Florida's Largest Military Installation Has Trained 300,000 Soldiers.

    CAMP BLANDING, Fla.. Sept. 27
   Florida's largest military installation started its fifth year of activity on Thursday, September 14th.
   Soldiers and civilians of the Station Complement continued at their duties of facilitating the training of infantry soldiers at the 13-months-old Infantry Replacements Training Center. No celebration was planned.
   Behind them was a story of four busy years that have seen a scrub oak and pine jungle turned into a community equivalent in size to Florida's fifth largest city, with 125 miles of paved roads, utilities equal to those of a city of 100,000 and two huge groups of training ranges, in an area of some 150,000 acres.

History of Camp

   Activated on September 14, 1940, Camp Blanding has seen over 150 Army units ranging in size from 11-man postal units to nine full-size divisions. It is estimated that some 300,000 men have trained or passed through the post, exclusive of the 90,000-odd processed at the Reception Center between December, 1940, and February, 1944. In addition, some 200,000 Floridians have paid their call at the Induction Center since it opened the first week in December, 1940.
   Among the nine divisions which trained at Camp Blanding following

 the arrival of the Thirty-First "Dixie Division of the National Guardsmen in December, 1940, were six already announced as in combat.
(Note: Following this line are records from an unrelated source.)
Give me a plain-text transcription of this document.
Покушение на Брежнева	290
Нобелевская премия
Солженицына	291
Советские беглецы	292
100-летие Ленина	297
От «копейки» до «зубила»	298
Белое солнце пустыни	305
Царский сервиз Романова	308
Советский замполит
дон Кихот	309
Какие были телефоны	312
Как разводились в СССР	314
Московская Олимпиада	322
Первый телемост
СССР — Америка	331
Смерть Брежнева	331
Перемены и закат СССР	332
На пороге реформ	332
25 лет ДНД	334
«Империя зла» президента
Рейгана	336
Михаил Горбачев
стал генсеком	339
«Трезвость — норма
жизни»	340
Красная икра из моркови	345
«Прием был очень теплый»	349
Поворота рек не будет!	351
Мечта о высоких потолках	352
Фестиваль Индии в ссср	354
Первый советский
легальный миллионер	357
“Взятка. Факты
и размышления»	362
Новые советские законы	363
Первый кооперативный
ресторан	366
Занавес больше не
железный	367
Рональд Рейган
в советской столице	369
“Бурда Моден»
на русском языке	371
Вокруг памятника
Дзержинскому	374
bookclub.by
These are the First, which fought in Africa, Sicily and France; the Thirty-sixth, veterans of Italy and Southern France; the Twenty-ninth, Thirtieth and Seventy-ninth, in the Battle of France; and the Forty-third in the South Pacific. In addition, the 508th Parachute Battalion and the Sixteenth Evacuation Hospital were announced in combat.
   Heroism, including the sacrifice of life, has marked the combat careers of many Blanding-trained soldiers. Col. Loren P. Stewart, early post executive officer, gave his life in the Philippines and his memory is marked by the naming of the camp parade grounds after him. Streets were named for Capt. William H. Sutton and Capt. Jonathan Yerke, Jr., both Jacksonville residents, who died in North Africa. Col. E. C. Rose, seventh commander of the post, hailed the pioneers and those who followed for making this station one which now has much to offer to the eye and the comfort of its personnel. To those hardy souls who brought Camp Blanding out of the sand dunes and swamps, and to those who continued its improvement, we owe a debt of gratitude.
   Previous commanders were: Major R. R. Raymond, Col. R. H. , Kelley, now retired and living in Melrose nearby; Maj Gen. John J. Persons, Major Gen. Morris B. Payne, Brig. Gen. L. A. Kunzig, and Col. Waiter E. Smith.

New Activity Added

   One year ago Camp Blanding's facilities were concentrated on a new task, with the activation of an Infantry Replacement Training Center on August 4, 1943, under command of Brig. Gen. E. W. Fales.
   Training ranges were doubled in number and scope, and the intensive 17-week course has fashioned thousands of foot soldiers for the 1944 combat campaigns.
   The land on which all Camp Blanding's buildings and other improvements are located is the property of the Florida National Guard, purchased in 1939 when the former National Guard camp, Camp Foster, outside Jacksonville, was turned over to the Navy for an air base.
   Land on which Camp Blanding's North Range is located is the property of the Federal government, and only the unimproved, backwoods maneuver area is under lease from private owners. The post was named for Major Gen. Albert H. Blanding, World War I commander of the Thirty-first Dixie Division, later National Guard bureau chief, and present Florida State defense chief.